A Personal Finance Lesson From Facebook’s Bad Day

Your biggest drawdown is always in front of you (which I’m pretty sure I’m stealing from Meb Faber).

20% losses are normal and even expected. Granted, not usually on one day, but certainly over weeks or months when it comes to stocks and even stock portfolios.

A key concept to know here is relative vs. absolute.

It may help to remember it like this: size matters.

Imagine you weigh 100lbs. If you lose 10lbs, that’s your absolute weight loss. Your relative weight loss is 10%.

Now, if we supersize you to 300lbs, the same relative 10% loss becomes an absolute 30lbs loss.

The bigger you get, even if the percentage fluctuations are the same, the bigger the absolute weight loss will be.

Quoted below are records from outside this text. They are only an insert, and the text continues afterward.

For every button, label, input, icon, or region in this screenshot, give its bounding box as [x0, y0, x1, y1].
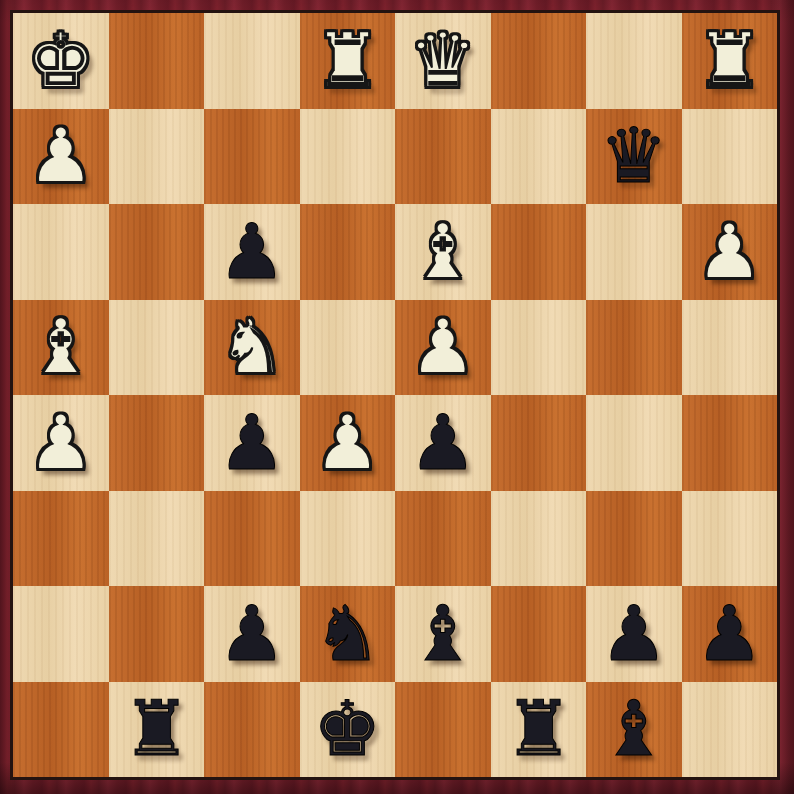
white-pawn-a3[interactable]: ♟ [682, 204, 778, 300]
square-b8[interactable]: ♝ [586, 682, 682, 778]
white-rook-a1[interactable]: ♜ [682, 13, 778, 109]
square-g8[interactable]: ♜ [109, 682, 205, 778]
square-d1[interactable]: ♛ [395, 13, 491, 109]
square-c6[interactable] [491, 491, 587, 587]
square-a8[interactable] [682, 682, 778, 778]
square-a7[interactable]: ♟ [682, 586, 778, 682]
square-b4[interactable] [586, 300, 682, 396]
square-h5[interactable]: ♟ [13, 395, 109, 491]
square-b2[interactable]: ♛ [586, 109, 682, 205]
square-d4[interactable]: ♟ [395, 300, 491, 396]
square-c2[interactable] [491, 109, 587, 205]
square-f2[interactable] [204, 109, 300, 205]
white-bishop-h4[interactable]: ♝ [13, 300, 109, 396]
square-h8[interactable] [13, 682, 109, 778]
square-c3[interactable] [491, 204, 587, 300]
square-c1[interactable] [491, 13, 587, 109]
square-d6[interactable] [395, 491, 491, 587]
square-g3[interactable] [109, 204, 205, 300]
white-queen-d1[interactable]: ♛ [395, 13, 491, 109]
square-b3[interactable] [586, 204, 682, 300]
square-f8[interactable] [204, 682, 300, 778]
square-c4[interactable] [491, 300, 587, 396]
square-a4[interactable] [682, 300, 778, 396]
square-g5[interactable] [109, 395, 205, 491]
white-pawn-e5[interactable]: ♟ [300, 395, 396, 491]
square-e2[interactable] [300, 109, 396, 205]
square-d3[interactable]: ♝ [395, 204, 491, 300]
white-pawn-h5[interactable]: ♟ [13, 395, 109, 491]
square-a6[interactable] [682, 491, 778, 587]
black-bishop-d7[interactable]: ♝ [395, 586, 491, 682]
square-d2[interactable] [395, 109, 491, 205]
square-f3[interactable]: ♟ [204, 204, 300, 300]
square-e8[interactable]: ♚ [300, 682, 396, 778]
black-rook-c8[interactable]: ♜ [491, 682, 587, 778]
board-frame: ♚♜♛♜♟♛♟♝♟♝♞♟♟♟♟♟♟♞♝♟♟♜♚♜♝ [0, 0, 794, 794]
square-h7[interactable] [13, 586, 109, 682]
square-b7[interactable]: ♟ [586, 586, 682, 682]
black-pawn-f7[interactable]: ♟ [204, 586, 300, 682]
square-g4[interactable] [109, 300, 205, 396]
black-pawn-b7[interactable]: ♟ [586, 586, 682, 682]
black-pawn-f3[interactable]: ♟ [204, 204, 300, 300]
black-knight-e7[interactable]: ♞ [300, 586, 396, 682]
chess-board: ♚♜♛♜♟♛♟♝♟♝♞♟♟♟♟♟♟♞♝♟♟♜♚♜♝ [10, 10, 780, 780]
square-a2[interactable] [682, 109, 778, 205]
black-queen-b2[interactable]: ♛ [586, 109, 682, 205]
black-pawn-f5[interactable]: ♟ [204, 395, 300, 491]
black-pawn-a7[interactable]: ♟ [682, 586, 778, 682]
square-f1[interactable] [204, 13, 300, 109]
square-f4[interactable]: ♞ [204, 300, 300, 396]
square-e1[interactable]: ♜ [300, 13, 396, 109]
square-c8[interactable]: ♜ [491, 682, 587, 778]
white-pawn-h2[interactable]: ♟ [13, 109, 109, 205]
square-f7[interactable]: ♟ [204, 586, 300, 682]
black-rook-g8[interactable]: ♜ [109, 682, 205, 778]
square-b6[interactable] [586, 491, 682, 587]
square-e3[interactable] [300, 204, 396, 300]
square-h6[interactable] [13, 491, 109, 587]
square-e6[interactable] [300, 491, 396, 587]
square-d5[interactable]: ♟ [395, 395, 491, 491]
white-pawn-d4[interactable]: ♟ [395, 300, 491, 396]
square-b5[interactable] [586, 395, 682, 491]
square-h1[interactable]: ♚ [13, 13, 109, 109]
square-d7[interactable]: ♝ [395, 586, 491, 682]
square-b1[interactable] [586, 13, 682, 109]
square-g6[interactable] [109, 491, 205, 587]
square-c5[interactable] [491, 395, 587, 491]
square-f6[interactable] [204, 491, 300, 587]
square-a1[interactable]: ♜ [682, 13, 778, 109]
square-g2[interactable] [109, 109, 205, 205]
white-knight-f4[interactable]: ♞ [204, 300, 300, 396]
black-king-e8[interactable]: ♚ [300, 682, 396, 778]
black-bishop-b8[interactable]: ♝ [586, 682, 682, 778]
square-d8[interactable] [395, 682, 491, 778]
square-g1[interactable] [109, 13, 205, 109]
square-h2[interactable]: ♟ [13, 109, 109, 205]
black-pawn-d5[interactable]: ♟ [395, 395, 491, 491]
white-king-h1[interactable]: ♚ [13, 13, 109, 109]
square-a3[interactable]: ♟ [682, 204, 778, 300]
square-e7[interactable]: ♞ [300, 586, 396, 682]
white-bishop-d3[interactable]: ♝ [395, 204, 491, 300]
square-e4[interactable] [300, 300, 396, 396]
square-h3[interactable] [13, 204, 109, 300]
square-a5[interactable] [682, 395, 778, 491]
square-f5[interactable]: ♟ [204, 395, 300, 491]
square-g7[interactable] [109, 586, 205, 682]
white-rook-e1[interactable]: ♜ [300, 13, 396, 109]
square-e5[interactable]: ♟ [300, 395, 396, 491]
square-h4[interactable]: ♝ [13, 300, 109, 396]
square-c7[interactable] [491, 586, 587, 682]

The same is true for companies, markets, and our portfolios: the bigger they get on an absolute basis, the bigger the normal relative losses will become.

When Facebook first went public they had a near-record setting valuation of just over $100 billion. Now they’ve lost more than that absolute amount in a single day. 2 day’s in history, 2 very different interpretations of a similar number.

And yes, $100 billion is a big absolute number, but relatively speaking – it’s not that big of a deal.

If the relative numbers keep going up, the biggest absolute drawdown will be in front of you.